Last week, President Trump signed an Executive Order (EO) aimed at streamlining environmental permitting regulations for major infrastructure projects such as highways and utility corridors. The EO included a revocation of a national standard requiring that federally-funded projects built in floodplains take into consideration future flood risk.
Environmental review is a major component of transportation and other infrastructure projects, which require multiple federal and state permits and reviews. These environmental reviews were borne out of public concern over destructive highway projects across the nation that damaged environmental and cultural resources. Over the past decades, federal agencies have been tasked with making the environmental review process efficient and timely (see here and here). It is unclear the extent to which President Trump’s EO will clash with existing laws, policies, and regulations; however, it is clear that it prioritizes industry over the health and safety of citizens.

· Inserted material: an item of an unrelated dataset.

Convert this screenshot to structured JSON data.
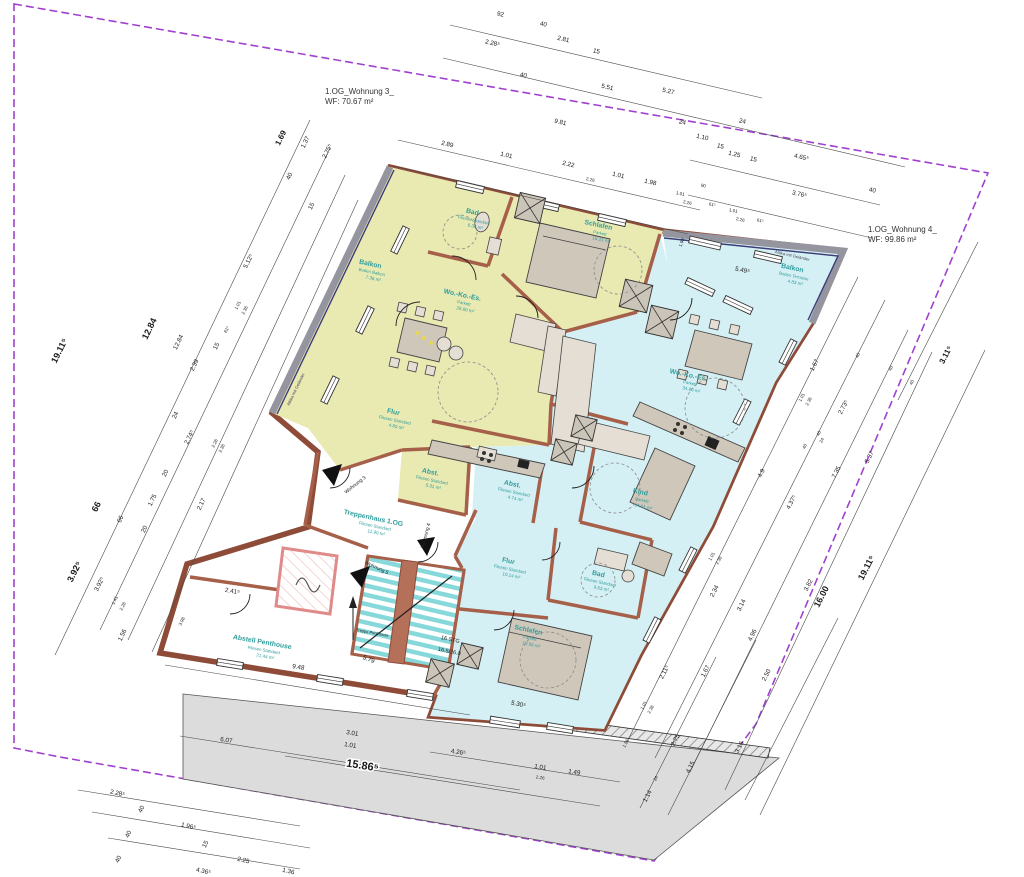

The now-repealed federal standard – known as the Federal Flood Risk Management Standard, or FFRMS – ensured that federally-funded projects built in floodplains would live out their intended lifespan while protecting public health and safety. The FFRMS encouraged the use of nature-based approaches to addressing flood risks by promoting green infrastructure (systems and features engineered to mimic natural processes) as a viable tool in mitigating flood risk and building resilience. It gave flexibility to project proponents, allowing them to choose from a suite of options in order to meet the requirements of the new standard.
For many coastal cities grappling with the impacts of coastal flooding this action ignores the reality of climate change and leaves millions – including Massachusetts residents — at risk. This backslide at the federal level makes it more important than ever for the Massachusetts legislature to pass our comprehensive adaptation management plan bill.